Rol- en taakverdeling
Wettelijke regels zijn nodig omdat financiële markten niet altijd vanzelf optimaal functioneren. Het gedragstoezicht dient ertoe het vertrouwen in de financiële sector te versterken.
De taakomschrijving van de AFM
De Wet op het financieel toezicht (Wft, artikel 1:25) vermeldt als taakomschrijving van de AFM:
-
Gedragstoezicht is gericht op ordelijke en transparante financiële marktprocessen, zuivere verhoudingen tussen marktpartijen en zorgvuldige behandeling van cliënten.
- De Autoriteit Financiële Markten heeft, op de grondslag van deze wet, tot taak het gedragstoezicht op financiële markten uit te oefenen en te beslissen omtrent de toelating van financiële ondernemingen tot die markten.
Rolverdeling tussen ministeries en de AFM
De minister van Financiën is verantwoordelijk voor het functioneren van het financiële bestel, voor het beleid en de wetgeving op het gebied van financiële markten. De minister benoemt het bestuur van de AFM, keurt de begroting goed en stelt heffingen vast. De minister van Sociale Zaken en Werkgelegenheid is verantwoordelijk voor het toezicht op pensioenuitvoerders. De AFM houdt toezicht op de naleving van wettelijke regels. Als zelfstandig bestuursorgaan (ZBO) draagt de AFM onafhankelijk de verantwoordelijkheid voor de concrete uitoefening van het toezicht, dus voor de beslissingen in individuele gevallen. De AFM adviseert de betrokken ministeries bij het ontwikkelen van nieuwe wet- en regelgeving.
Rolverdeling tussen de Nederlandsche Bank en de AFM
De Nederlandsche Bank (DNB) en de AFM werken samen, vanuit hun eigen rol. De AFM houdt toezicht op het gedrag van ondernemingen, DNB houdt prudentieel toezicht. Dit houdt in dat DNB erop toeziet of partijen op de financiële markten aan hun financiële verplichtingen kunnen voldoen. De AFM en DNB werken onder meer samen bij de verlening en intrekking van vergunningen.

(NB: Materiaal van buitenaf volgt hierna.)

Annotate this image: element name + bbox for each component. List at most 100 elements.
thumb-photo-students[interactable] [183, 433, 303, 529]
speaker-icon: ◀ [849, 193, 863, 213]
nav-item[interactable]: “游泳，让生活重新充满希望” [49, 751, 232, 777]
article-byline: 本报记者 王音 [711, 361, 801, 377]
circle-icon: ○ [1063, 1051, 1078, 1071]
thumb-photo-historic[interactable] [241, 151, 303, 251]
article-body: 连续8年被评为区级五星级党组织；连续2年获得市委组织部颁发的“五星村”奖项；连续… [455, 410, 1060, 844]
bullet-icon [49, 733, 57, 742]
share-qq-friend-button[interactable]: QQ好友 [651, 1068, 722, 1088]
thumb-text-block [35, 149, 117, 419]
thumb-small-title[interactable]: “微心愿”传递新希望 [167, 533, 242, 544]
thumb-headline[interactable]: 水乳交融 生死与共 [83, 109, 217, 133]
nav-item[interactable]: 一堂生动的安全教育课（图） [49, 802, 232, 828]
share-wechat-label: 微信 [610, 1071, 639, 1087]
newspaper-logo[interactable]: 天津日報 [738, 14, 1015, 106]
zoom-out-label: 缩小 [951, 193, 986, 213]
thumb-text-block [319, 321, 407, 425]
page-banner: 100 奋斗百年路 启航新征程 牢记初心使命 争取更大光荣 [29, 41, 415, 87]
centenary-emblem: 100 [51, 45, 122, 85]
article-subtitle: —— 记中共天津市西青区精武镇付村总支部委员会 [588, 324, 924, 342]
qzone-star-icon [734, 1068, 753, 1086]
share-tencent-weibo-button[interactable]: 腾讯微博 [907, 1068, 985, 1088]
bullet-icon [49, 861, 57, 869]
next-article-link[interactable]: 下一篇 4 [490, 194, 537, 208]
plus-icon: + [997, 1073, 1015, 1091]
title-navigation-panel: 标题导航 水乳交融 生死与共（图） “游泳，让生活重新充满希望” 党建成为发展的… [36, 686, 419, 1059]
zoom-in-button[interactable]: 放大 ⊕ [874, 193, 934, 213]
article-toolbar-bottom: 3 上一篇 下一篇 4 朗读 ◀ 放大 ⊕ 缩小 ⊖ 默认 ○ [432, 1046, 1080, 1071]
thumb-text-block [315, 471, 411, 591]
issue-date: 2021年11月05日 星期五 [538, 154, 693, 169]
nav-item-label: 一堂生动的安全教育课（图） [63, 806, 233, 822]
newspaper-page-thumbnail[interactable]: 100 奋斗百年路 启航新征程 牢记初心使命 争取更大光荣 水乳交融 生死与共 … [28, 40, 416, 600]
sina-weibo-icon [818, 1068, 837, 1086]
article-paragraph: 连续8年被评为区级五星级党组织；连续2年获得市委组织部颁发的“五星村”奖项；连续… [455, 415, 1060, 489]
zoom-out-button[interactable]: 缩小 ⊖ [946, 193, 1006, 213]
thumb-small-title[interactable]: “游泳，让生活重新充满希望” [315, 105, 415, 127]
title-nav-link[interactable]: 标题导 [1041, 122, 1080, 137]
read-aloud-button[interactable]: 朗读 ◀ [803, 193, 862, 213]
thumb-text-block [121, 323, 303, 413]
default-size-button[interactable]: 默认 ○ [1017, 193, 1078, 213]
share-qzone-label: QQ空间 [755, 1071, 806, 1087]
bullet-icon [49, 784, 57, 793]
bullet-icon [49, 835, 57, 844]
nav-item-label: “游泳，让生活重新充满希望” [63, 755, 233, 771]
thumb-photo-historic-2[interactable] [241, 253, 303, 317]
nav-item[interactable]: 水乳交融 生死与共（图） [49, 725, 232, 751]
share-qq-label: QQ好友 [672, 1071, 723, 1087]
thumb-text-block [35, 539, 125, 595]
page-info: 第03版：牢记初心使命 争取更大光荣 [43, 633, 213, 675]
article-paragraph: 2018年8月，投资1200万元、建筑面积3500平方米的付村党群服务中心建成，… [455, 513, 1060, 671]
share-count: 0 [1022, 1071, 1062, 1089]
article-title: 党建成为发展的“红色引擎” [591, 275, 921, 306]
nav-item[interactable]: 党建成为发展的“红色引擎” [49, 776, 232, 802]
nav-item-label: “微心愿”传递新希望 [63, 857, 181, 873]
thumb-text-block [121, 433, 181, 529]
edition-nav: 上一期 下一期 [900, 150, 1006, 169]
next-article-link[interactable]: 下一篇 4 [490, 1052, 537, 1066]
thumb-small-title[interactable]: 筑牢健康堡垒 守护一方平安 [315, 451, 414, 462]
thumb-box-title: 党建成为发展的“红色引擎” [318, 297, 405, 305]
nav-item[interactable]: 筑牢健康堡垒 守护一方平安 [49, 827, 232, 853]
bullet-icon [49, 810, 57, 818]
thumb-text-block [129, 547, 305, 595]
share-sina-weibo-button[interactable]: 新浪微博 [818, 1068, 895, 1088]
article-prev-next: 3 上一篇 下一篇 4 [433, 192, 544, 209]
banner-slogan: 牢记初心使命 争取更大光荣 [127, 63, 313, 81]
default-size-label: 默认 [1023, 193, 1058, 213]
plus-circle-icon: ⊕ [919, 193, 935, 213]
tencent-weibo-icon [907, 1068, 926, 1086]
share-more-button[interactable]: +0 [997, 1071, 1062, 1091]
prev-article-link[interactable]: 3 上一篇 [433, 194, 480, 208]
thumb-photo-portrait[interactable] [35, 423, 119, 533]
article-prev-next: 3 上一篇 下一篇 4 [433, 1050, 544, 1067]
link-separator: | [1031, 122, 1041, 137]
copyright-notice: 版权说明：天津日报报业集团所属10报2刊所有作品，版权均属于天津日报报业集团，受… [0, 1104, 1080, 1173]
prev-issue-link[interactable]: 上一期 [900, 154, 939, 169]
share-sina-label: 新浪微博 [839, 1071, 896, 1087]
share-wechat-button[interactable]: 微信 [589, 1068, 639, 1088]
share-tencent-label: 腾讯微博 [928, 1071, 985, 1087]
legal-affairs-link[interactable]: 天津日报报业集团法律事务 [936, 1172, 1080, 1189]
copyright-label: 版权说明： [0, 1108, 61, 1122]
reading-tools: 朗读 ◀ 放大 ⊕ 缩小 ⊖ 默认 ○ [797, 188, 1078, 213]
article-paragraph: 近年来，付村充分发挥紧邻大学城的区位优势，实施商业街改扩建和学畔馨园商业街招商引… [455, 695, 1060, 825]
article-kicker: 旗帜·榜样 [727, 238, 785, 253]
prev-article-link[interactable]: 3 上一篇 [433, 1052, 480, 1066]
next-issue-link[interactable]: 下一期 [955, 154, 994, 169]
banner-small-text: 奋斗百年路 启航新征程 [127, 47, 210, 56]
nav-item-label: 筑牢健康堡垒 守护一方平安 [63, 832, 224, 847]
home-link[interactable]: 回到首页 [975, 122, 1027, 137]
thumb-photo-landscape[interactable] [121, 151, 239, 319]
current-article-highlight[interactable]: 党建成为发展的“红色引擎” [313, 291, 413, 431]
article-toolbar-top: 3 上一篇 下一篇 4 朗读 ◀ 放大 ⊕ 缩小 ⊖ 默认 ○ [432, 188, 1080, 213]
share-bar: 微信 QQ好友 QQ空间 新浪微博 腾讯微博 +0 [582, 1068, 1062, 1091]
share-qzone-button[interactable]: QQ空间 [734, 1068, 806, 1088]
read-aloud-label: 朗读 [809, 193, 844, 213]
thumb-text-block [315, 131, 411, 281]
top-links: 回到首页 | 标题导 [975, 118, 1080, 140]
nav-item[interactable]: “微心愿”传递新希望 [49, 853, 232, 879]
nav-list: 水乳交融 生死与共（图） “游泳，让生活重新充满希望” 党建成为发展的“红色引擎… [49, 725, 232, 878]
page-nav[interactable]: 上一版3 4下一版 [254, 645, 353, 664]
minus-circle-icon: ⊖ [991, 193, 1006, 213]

Versterking van de samenwerking met DNB staat hoog op de agenda. De financiële crisis heeft nog eens laten zien hoe groot de systeemrisico’s op de markten kunnen zijn. Deze risico’s op gedrags- en prudentieel terrein hangen met elkaar samen en liggen in elkaars verlengde. Dit geldt op het niveau van zowel individuele bedrijven als het financiële systeem.